Bir zamanlar ‘Haham ‘çıkaran Barzani ailesinin nasıl ve ne zaman Müslüman oldukları hakkında tam bir bilgi yoktur. Kendisi de bir Kürt Yahudisi olan ABD vatandaşı ve İbrani Tarihçisi Prof. Yona SABAR’da yeterli bir bilgi vermemektedir. Biraz karanlıkta kalmaktadır gibi.

Evet, Yahudi din adamı haham yetiştiren bu ailenin liderleri bir zaman sonra nasıl oldu da ‘Nakşibendi’ Şeyhleri ve Molları oldu?

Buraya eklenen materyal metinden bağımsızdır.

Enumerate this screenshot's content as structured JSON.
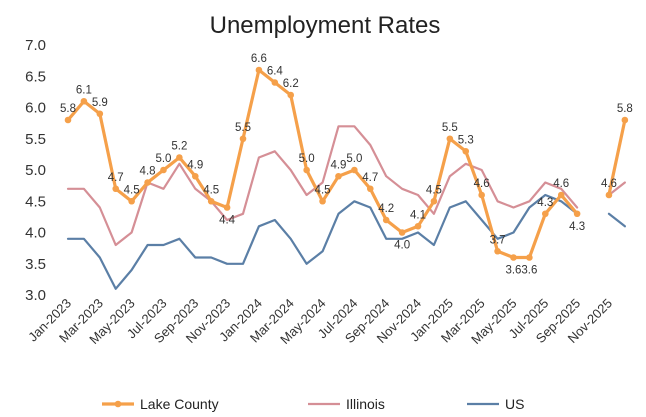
{
  "chart_data": {
    "type": "line",
    "title": "Unemployment Rates",
    "xlabel": "",
    "ylabel": "",
    "ylim": [
      3.0,
      7.0
    ],
    "y_ticks": [
      "3.0",
      "3.5",
      "4.0",
      "4.5",
      "5.0",
      "5.5",
      "6.0",
      "6.5",
      "7.0"
    ],
    "grid": false,
    "legend_position": "bottom",
    "x": [
      "Jan-2023",
      "Feb-2023",
      "Mar-2023",
      "Apr-2023",
      "May-2023",
      "Jun-2023",
      "Jul-2023",
      "Aug-2023",
      "Sep-2023",
      "Oct-2023",
      "Nov-2023",
      "Dec-2023",
      "Jan-2024",
      "Feb-2024",
      "Mar-2024",
      "Apr-2024",
      "May-2024",
      "Jun-2024",
      "Jul-2024",
      "Aug-2024",
      "Sep-2024",
      "Oct-2024",
      "Nov-2024",
      "Dec-2024",
      "Jan-2025",
      "Feb-2025",
      "Mar-2025",
      "Apr-2025",
      "May-2025",
      "Jun-2025",
      "Jul-2025",
      "Aug-2025",
      "Sep-2025",
      "Oct-2025",
      "Nov-2025",
      "Dec-2025"
    ],
    "x_tick_labels": [
      "Jan-2023",
      "Mar-2023",
      "May-2023",
      "Jul-2023",
      "Sep-2023",
      "Nov-2023",
      "Jan-2024",
      "Mar-2024",
      "May-2024",
      "Jul-2024",
      "Sep-2024",
      "Nov-2024",
      "Jan-2025",
      "Mar-2025",
      "May-2025",
      "Jul-2025",
      "Sep-2025",
      "Nov-2025"
    ],
    "series": [
      {
        "name": "Lake County",
        "color": "#F5A04A",
        "values": [
          5.8,
          6.1,
          5.9,
          4.7,
          4.5,
          4.8,
          5.0,
          5.2,
          4.9,
          4.5,
          4.4,
          5.5,
          6.6,
          6.4,
          6.2,
          5.0,
          4.5,
          4.9,
          5.0,
          4.7,
          4.2,
          4.0,
          4.1,
          4.5,
          5.5,
          5.3,
          4.6,
          3.7,
          3.6,
          3.6,
          4.3,
          4.6,
          4.3,
          null,
          4.6,
          5.8
        ],
        "data_labels": [
          "5.8",
          "6.1",
          "5.9",
          "4.7",
          "4.5",
          "4.8",
          "5.0",
          "5.2",
          "4.9",
          "4.5",
          "4.4",
          "5.5",
          "6.6",
          "6.4",
          "6.2",
          "5.0",
          "4.5",
          "4.9",
          "5.0",
          "4.7",
          "4.2",
          "4.0",
          "4.1",
          "4.5",
          "5.5",
          "5.3",
          "4.6",
          "3.7",
          "3.6",
          "3.6",
          "4.3",
          "4.6",
          "4.3",
          "",
          "4.6",
          "5.8"
        ]
      },
      {
        "name": "Illinois",
        "color": "#D58F96",
        "values": [
          4.7,
          4.7,
          4.4,
          3.8,
          4.0,
          4.8,
          4.7,
          5.1,
          4.7,
          4.5,
          4.2,
          4.3,
          5.2,
          5.3,
          5.0,
          4.6,
          4.8,
          5.7,
          5.7,
          5.4,
          4.9,
          4.7,
          4.6,
          4.3,
          4.9,
          5.1,
          5.0,
          4.5,
          4.4,
          4.5,
          4.8,
          4.7,
          4.4,
          null,
          4.6,
          4.8
        ]
      },
      {
        "name": "US",
        "color": "#5B7FA6",
        "values": [
          3.9,
          3.9,
          3.6,
          3.1,
          3.4,
          3.8,
          3.8,
          3.9,
          3.6,
          3.6,
          3.5,
          3.5,
          4.1,
          4.2,
          3.9,
          3.5,
          3.7,
          4.3,
          4.5,
          4.4,
          3.9,
          3.9,
          4.0,
          3.8,
          4.4,
          4.5,
          4.2,
          3.9,
          4.0,
          4.4,
          4.6,
          4.5,
          4.3,
          null,
          4.3,
          4.1
        ]
      }
    ]
  }
}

“Zap Irmağı’nın sol tarafından kurulan ‘Barzan’ köyüne bir tarihte ‘Mesud’ isminde bir adam gelir ve yerleşir. Çevre edinip, Barzan kalesinin yapımında önemli desteği olduğundan olsa gerek, Barzanlılar tarafından itibar görür. Burada evlenir. Barzani ailesinin ilk ferdi Bu Mesud’dur.

Bu ara Medreseyle ilgilenmeye başlar. Oğlu Said’i bölgedeki medreselerde okutur. Said’den sonra gelen oğlu Mesud (II.) de benzer bir eğitimden geçer.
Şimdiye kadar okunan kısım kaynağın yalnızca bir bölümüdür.